Vincent Macaigne : Pour apporter quand même une sorte de petite appréciation sur Tchekhov, Tchekhov, après-guerre, a été monté comme si c’était des bourgeois qui attendaient un peu la fin du monde. Je trouve que Tchekhov, si on le lit vraiment, il y a une forme d’espace de survie. Quand on voit Ivanov, Platonov, ce sont souvent des gens qui n’ont plus d’argent, qui ne réussissent plus à survivre, qui essaient de trouver un sens à leur vie, et en même temps de s’en sortir, et de trouver aussi des solutions, que ce soit financières, avec des fois des bandits.
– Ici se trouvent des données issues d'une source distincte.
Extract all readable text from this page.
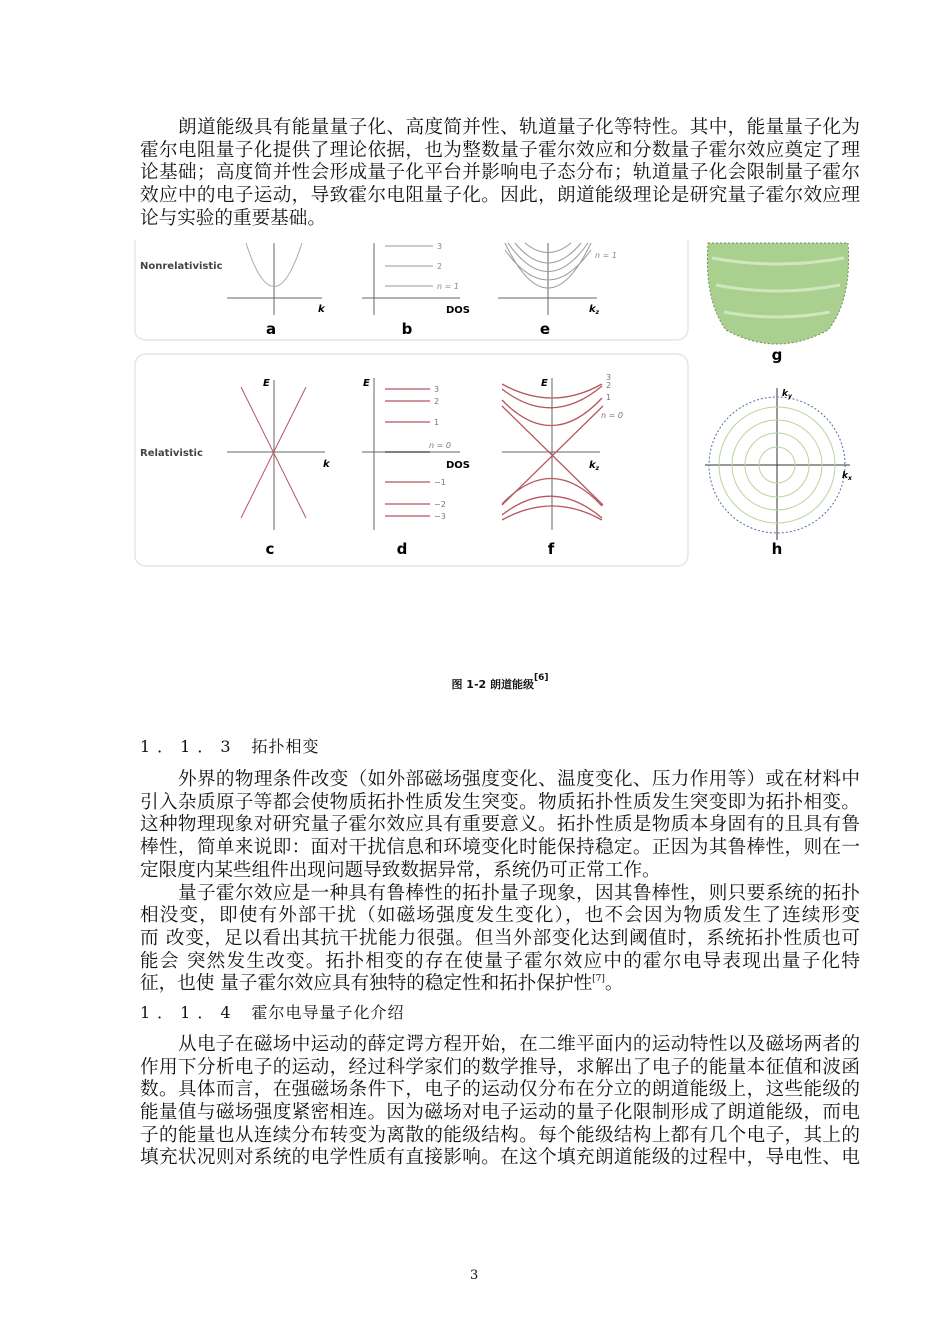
朗道能级具有能量量子化、高度简并性、轨道量子化等特性。其中，能量量子化为
霍尔电阻量子化提供了理论依据，也为整数量子霍尔效应和分数量子霍尔效应奠定了理
论基础；高度简并性会形成量子化平台并影响电子态分布；轨道量子化会限制量子霍尔
效应中的电子运动，导致霍尔电阻量子化。因此，朗道能级理论是研究量子霍尔效应理
论与实验的重要基础。
Nonrelativistic
Relativistic
k
a
3
2
n = 1
DOS
b
n = 1
$k_z$
e
g
E
k
c
E
3
2
1
n = 0
−1
−2
−3
DOS
d
E
3
2
1
n = 0
$k_z$
f
$k_y$
$k_x$
h
图 1-2 朗道能级[6]
1．1．3 拓扑相变
外界的物理条件改变（如外部磁场强度变化、温度变化、压力作用等）或在材料中
引入杂质原子等都会使物质拓扑性质发生突变。物质拓扑性质发生突变即为拓扑相变。
这种物理现象对研究量子霍尔效应具有重要意义。拓扑性质是物质本身固有的且具有鲁
棒性，简单来说即：面对干扰信息和环境变化时能保持稳定。正因为其鲁棒性，则在一
定限度内某些组件出现问题导致数据异常，系统仍可正常工作。
量子霍尔效应是一种具有鲁棒性的拓扑量子现象，因其鲁棒性，则只要系统的拓扑
相没变，即使有外部干扰（如磁场强度发生变化），也不会因为物质发生了连续形变
而 改变，足以看出其抗干扰能力很强。但当外部变化达到阈值时，系统拓扑性质也可
能会 突然发生改变。拓扑相变的存在使量子霍尔效应中的霍尔电导表现出量子化特
征，也使 量子霍尔效应具有独特的稳定性和拓扑保护性[7]。
1．1．4 霍尔电导量子化介绍
从电子在磁场中运动的薛定谔方程开始，在二维平面内的运动特性以及磁场两者的
作用下分析电子的运动，经过科学家们的数学推导，求解出了电子的能量本征值和波函
数。具体而言，在强磁场条件下，电子的运动仅分布在分立的朗道能级上，这些能级的
能量值与磁场强度紧密相连。因为磁场对电子运动的量子化限制形成了朗道能级，而电
子的能量也从连续分布转变为离散的能级结构。每个能级结构上都有几个电子，其上的
填充状况则对系统的电学性质有直接影响。在这个填充朗道能级的过程中，导电性、电
3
Il y a presque un ADN de film noir dans les pièces de Tchekhov. Et je pense qu’Élie s’inspire plus de cet espace-là de Tchekhov que de l’espace qui a pu être mis en scène. C’est la mise en scène qui a créé ça dans la lecture de Tchekhov, mais ce n’est pas réellement Tchekhov. Donc moi, j’ai envie de retenir cette chose-là, parce que je pense que c’est ça que je retiens de Tchekhov par rapport au film d’Élie.

Au niveau du montage, vous aviez travaillé avec Eulalie Korenfeld. Il y a ces petites histoires qui finissent par se rejoindre. C’est un petit peu un scénario qui finit toujours par trouver un chemin commun et des problématiques communes. Est-ce que ce montage permettait de donner une unité, un liant, une force à ce film choral ?
Élie Wajeman : J’ai tourné le film avec une énergie incroyable. Il y avait des délais courts pour arriver au tournage, donc j’ai écrit très vite. J’ai réussi à surécrire chaque histoire qui était écrite et les dialogues qui se dialoguaient, mais je n’ai pas eu le temps d’imbriquer les histoires. Et c’est au montage que s’est faite l’imbrication de l’histoire, et le film est vraiment né avec cette imbrication. Le film raconte comment tous ces récits se croisent, se choquent ou glissent. Et c’était passionnant de faire de l’écriture du scénario. Vraiment, on sait que le montage, c’est de la réécriture du scénario, mais là, à ce point-là, de voir à quel point c’est du scénario… Je ne suis pas en train de dire qu’il ne se fait que du scénario, parce qu’il y a aussi les couleurs, le jeu des comédiens, tout le reste.